I'm pretty sure I've mentioned this before, but it bears repeating: I do not like 2e. It's probably my least favorite of the editions. Yep. You read that right. I like 4e better. We won't go into my reasons right now, but let's just let it stand right there: I wouldn't run these "reclaimed" settings in the edition they were written for because that edition really just doesn't do it for me. I'd prefer a rule system with more consistency and simplicity, which for me means one of three things: OD&D (probably in the vein of Delving Deeper), BX-style D&D (or Labyrinth Lord) or Dungeon Crawl Classics (thanks to +Donn Stroud on that front; it may seem like a foregone conclusion for me, but it wasn't until he made the case to me). All in all, I think that BX would win in that particular arm-wrestling contest, if only because of the variety it offers. Want less crunch? Run BX straight. Want more? Use ACKS for its proficiency and domain management systems. Need more spells or weird classes? The blogosphere, FLAILSNAILS community and an awful lot of publishers have you covered. And monsters? Are you kidding me? It seems like we've found the correct rabbit hole to jump down. But hey, it's not like it would be hard to convert things to OD&D or DCC, and what's more DIY than converting things into BX then converting them to something else?

It's Midnight, Good And Evil

One problem that I kept coming up against in my rediscovery of the TSR settings is the lack of moral complexity and depth that comes along with the assignment of a universal "good" and "evil" typified in AD&D's ninefold alignment system. To my mind, the existence of an objective "good" or "evil" cheapens any implementation of morality in a game. Further, there's a definite value judgment that goes along with good and evil where we tend to equate "good" with "best" and "evil" with "worst." The "good" behaviors are the ones that PCs are expected to undertake, and players who want their PCs to act in what the game defines as "evil" are often viewed as problematic. Even worse is the "evil campaign" where everybody tries to outdo each other with ever-greater cartoonish villainy. Boring.

Contrast this buffoonery and pidgeon-hole-ry with the more robust breadth of philosophy that exists within a threefold alignment system. Here, alignment truly means "that with which the character is aligned" and not just "stuff toward which the character is predisposed." If we're not aligning characters with good or evil, then Law's recourse to behaviors is as robust as that of Chaos. Makes much more sense to me.

An Overview

One of the great missed opportunities of the 2e era, I believe, is the lack of integration between settings.

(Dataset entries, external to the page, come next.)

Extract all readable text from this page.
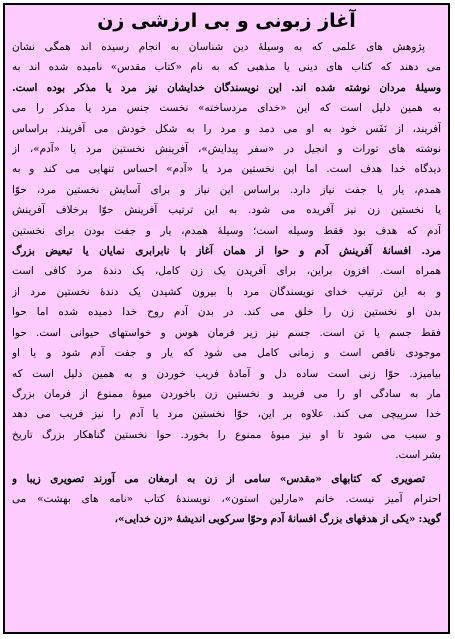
آغاز زبونی و بی ارزشی زن

پژوهش های علمی که به وسیلهٔ دین شناسان به انجام رسیده اند همگی نشان
می دهند که کتاب های دینی یا مذهبی که به نام «کتاب مقدس» نامیده شده اند به
وسیلهٔ مردان نوشته شده اند. این نویسندگان خدایشان نیز مرد یا مذکر بوده است.
به همین دلیل است که این «خدای مردساخته» نخست جنس مرد یا مذکر را می
آفریند، از نَفَس خود به او می دمد و مرد را به شکل خودش می آفریند. براساس
نوشته های تورات و انجیل در «سفر پیدایش»، آفرینش نخستین مرد یا «آدم»، از
دیدگاه خدا هدف است. اما این نخستین مرد یا «آدم» احساس تنهایی می کند و به
همدم، یار یا جفت نیاز دارد. براساس این نیاز و برای آسایش نخستین مرد، حوّا
یا نخستین زن نیز آفریده می شود. به این ترتیب آفرینش حوّا برخلاف آفرینش
آدم که هدف بود فقط وسیله است؛ وسیلهٔ همدم، یار و جفت بودن برای نخستین
مرد. افسانهٔ آفرینش آدم و حوا از همان آغاز با نابرابری نمایان یا تبعیض بزرگ
همراه است. افزون براین، برای آفریدن یک زن کامل، یک دندهٔ مرد کافی است
و به این ترتیب خدای نویسندگان مرد با بیرون کشیدن یک دندهٔ نخستین مرد از
بدن او نخستین زن را خلق می کند. در بدن آدم روح خدا دمیده شده اما حوا
فقط جسم یا تن است. جسم نیز زیر فرمان هوس و خواستهای حیوانی است. حوا
موجودی ناقص است و زمانی کامل می شود که یار و جفت آدم شود و یا او
بیامیزد. حوّا زنی است ساده دل و آمادهٔ فریب خوردن و به همین دلیل است که
مار به سادگی او را می فریبد و نخستین زن باخوردن میوهٔ ممنوع از فرمان بزرگ
خدا سرپیچی می کند. علاوه بر این، حوّا نخستین مرد یا آدم را نیز فریب می دهد
و سبب می شود تا او نیز میوهٔ ممنوع را بخورد. حوا نخستین گناهکار بزرگ تاریخ
بشر است.

تصویری که کتابهای «مقدس» سامی از زن به ارمغان می آورند تصویری زیبا و
احترام آمیز نیست. خانم «مارلین استون»، نویسندهٔ کتاب «نامه های بهشت» می
گوید: «یکی از هدفهای بزرگ افسانهٔ آدم وحوّا سرکوبی اندیشهٔ «زن خدایی»،
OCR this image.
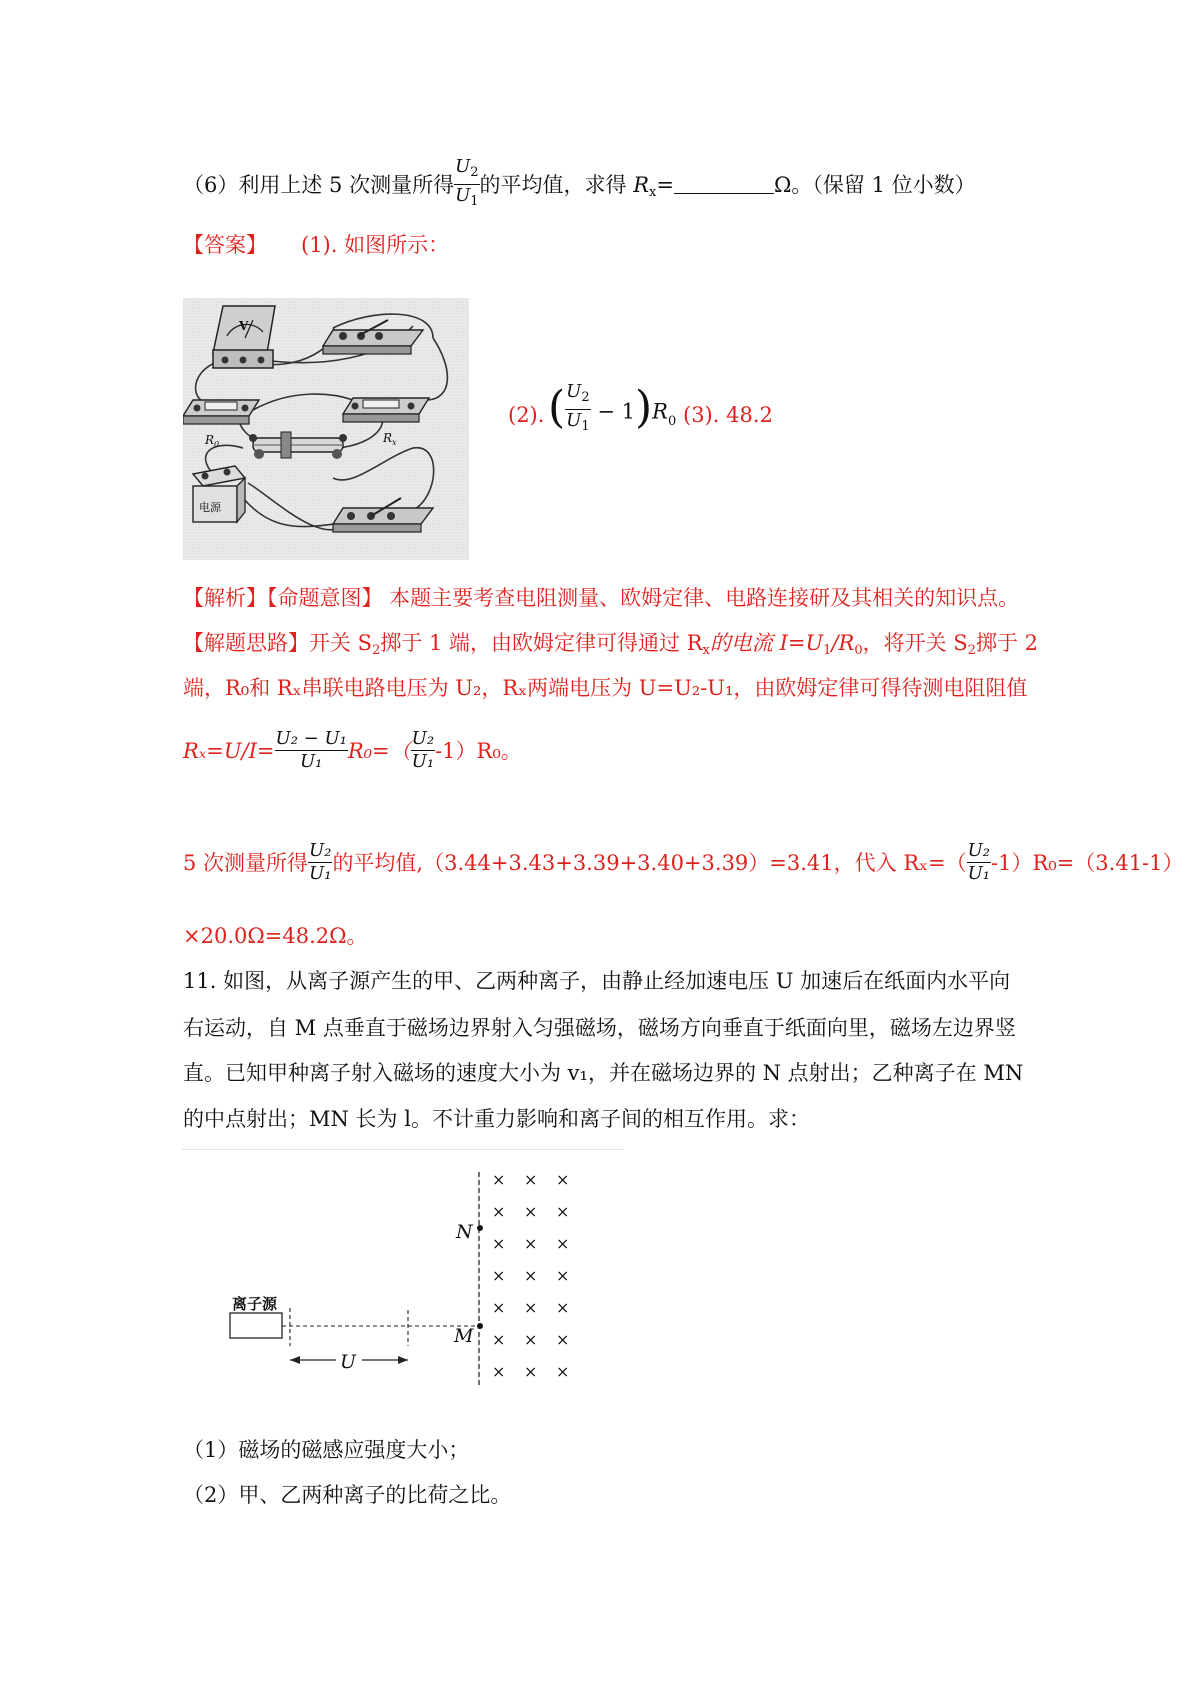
（6）利用上述 5 次测量所得 $\frac{U_2}{U_1}$ 的平均值，求得 $R_x=$	Ω。（保留 1 位小数）
【答案】 (1). 如图所示：
V
$R_0$	$R_x$
电源
(2). ( $\frac{U_2}{U_1} - 1)R_0$ (3). 48.2
【解析】【命题意图】 本题主要考查电阻测量、欧姆定律、电路连接研及其相关的知识点。
【解题思路】开关 $S_2$掷于 1 端，由欧姆定律可得通过 $R_x$的电流 $I=U_1/R_0$，将开关 $S_2$掷于 2
端，R₀和 Rₓ串联电路电压为 U₂，Rₓ两端电压为 U=U₂-U₁，由欧姆定律可得待测电阻阻值
$R_x=U/I= \frac{\text{U₂ − U₁}}{\text{U₁}} R_0=( \frac{\text{U₂}}{\text{U₁}} -1)R_0$。
5 次测量所得 $\frac{\text{U₂}}{\text{U₁}}$ 的平均值,（3.44+3.43+3.39+3.40+3.39）=3.41，代入 $R_x=( \frac{\text{U₂}}{\text{U₁}} -1)R_0=(3.41-1)$
×20.0Ω=48.2Ω。
11. 如图，从离子源产生的甲、乙两种离子，由静止经加速电压 U 加速后在纸面内水平向
右运动，自 M 点垂直于磁场边界射入匀强磁场，磁场方向垂直于纸面向里，磁场左边界竖
直。已知甲种离子射入磁场的速度大小为 v₁，并在磁场边界的 N 点射出；乙种离子在 MN
的中点射出；MN 长为 l。不计重力影响和离子间的相互作用。求：
离子源
U
N
M
× × ×
× × ×
× × ×
× × ×
× × ×
× × ×
× × ×
（1）磁场的磁感应强度大小；
（2）甲、乙两种离子的比荷之比。
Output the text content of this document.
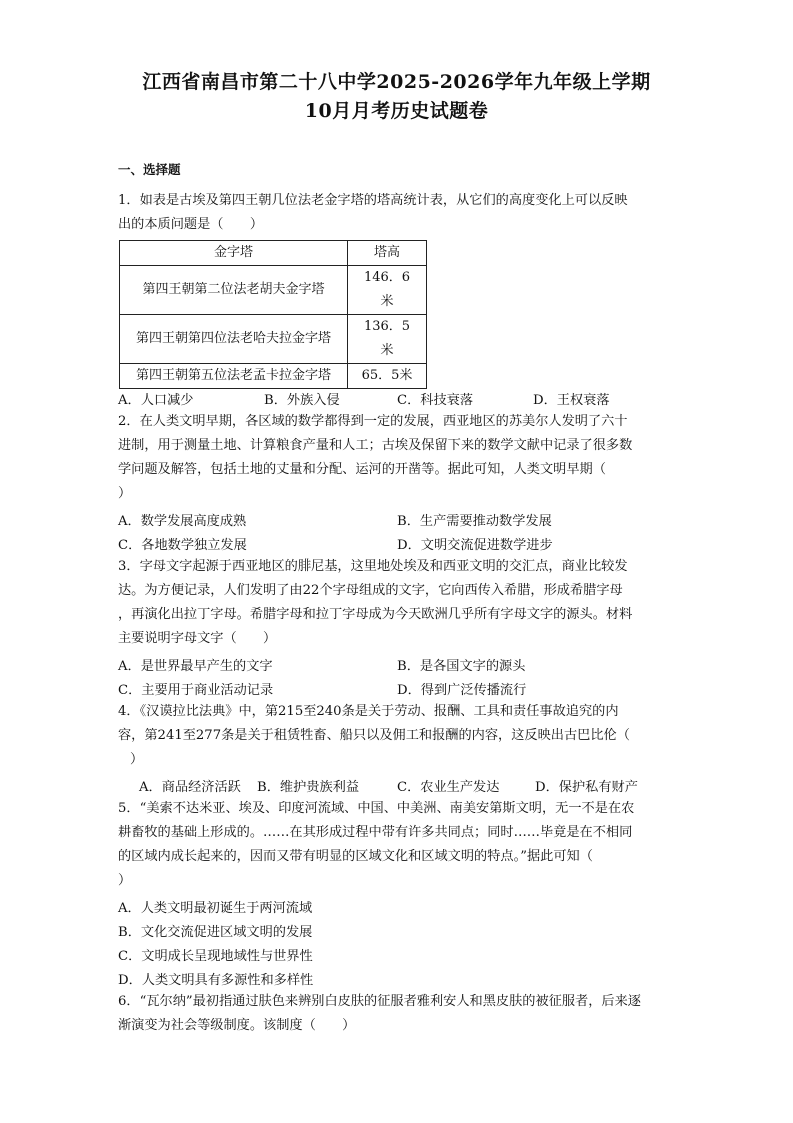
江西省南昌市第二十八中学2025-2026学年九年级上学期
10月月考历史试题卷
一、选择题
1．如表是古埃及第四王朝几位法老金字塔的塔高统计表，从它们的高度变化上可以反映
出的本质问题是（　　）
金字塔	塔高
第四王朝第二位法老胡夫金字塔	146．6
米

第四王朝第四位法老哈夫拉金字塔	136．5
米

第四王朝第五位法老孟卡拉金字塔	65．5米
A．人口减少	B．外族入侵	C．科技衰落	D．王权衰落
2．在人类文明早期，各区域的数学都得到一定的发展，西亚地区的苏美尔人发明了六十
进制，用于测量土地、计算粮食产量和人工；古埃及保留下来的数学文献中记录了很多数
学问题及解答，包括土地的丈量和分配、运河的开凿等。据此可知，人类文明早期（
）
A．数学发展高度成熟	B．生产需要推动数学发展
C．各地数学独立发展	D．文明交流促进数学进步
3．字母文字起源于西亚地区的腓尼基，这里地处埃及和西亚文明的交汇点，商业比较发
达。为方便记录，人们发明了由22个字母组成的文字，它向西传入希腊，形成希腊字母
，再演化出拉丁字母。希腊字母和拉丁字母成为今天欧洲几乎所有字母文字的源头。材料
主要说明字母文字（　　）
A．是世界最早产生的文字	B．是各国文字的源头
C．主要用于商业活动记录	D．得到广泛传播流行
4．《汉谟拉比法典》中，第215至240条是关于劳动、报酬、工具和责任事故追究的内
容，第241至277条是关于租赁牲畜、船只以及佣工和报酬的内容，这反映出古巴比伦（
）
A．商品经济活跃 B．维护贵族利益	C．农业生产发达	D．保护私有财产
5．“美索不达米亚、埃及、印度河流域、中国、中美洲、南美安第斯文明，无一不是在农
耕畜牧的基础上形成的。……在其形成过程中带有许多共同点；同时……毕竟是在不相同
的区域内成长起来的，因而又带有明显的区域文化和区域文明的特点。”据此可知（
）
A．人类文明最初诞生于两河流域
B．文化交流促进区域文明的发展
C．文明成长呈现地域性与世界性
D．人类文明具有多源性和多样性
6．“瓦尔纳”最初指通过肤色来辨别白皮肤的征服者雅利安人和黑皮肤的被征服者，后来逐
渐演变为社会等级制度。该制度（　　）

I say "missed opportunity" because 2e gave us two different settings that could be used to connect the various settings. Spelljammer was cancelled before it had the chance to connect, say, Athas with Cerillia, but had previously connected the vanilla 1e settings, Dragonlance, Greyhawk and the Forgotten Realms. Planescape, on the other hand, deliberately avoided pushing the "multiverse model" too hard, but rather kept it as a background feature that could be used or ignored as the DM saw fit; the DM had plenty of planes to mess around with without even getting into "alternate realities" posited by different campaign settings, but you could totally do it if you wanted.

Thus, in reclaiming the 2e settings, I'm taking the opportunity that I feel TSR squandered and uniting all of the settings. Here are my "work-in-progress" names for the 2e-era settings that I'm planning on reclaiming:


  • Arrasoom, World of the Dying Sun
  • Divine Right, Blood of Gods, Blood of Kings
  • [Jakandor], the Last Continent (name still very much up in the air)
  • Planet Terror, World of Hungry Mists
  • Voidscape, Storms of Change on the Frontiers of Reality


Note that I don't include Mystara/the Known World/Red Steel/the Hollow World here. Largely, that's because I think that it/they/whatever you call so many linked settings needs very few changes to integrate in this new whole. Mystara, for me, is as close as a vanilla D&D setting can get to ideal, so I'm touching it as little as possible.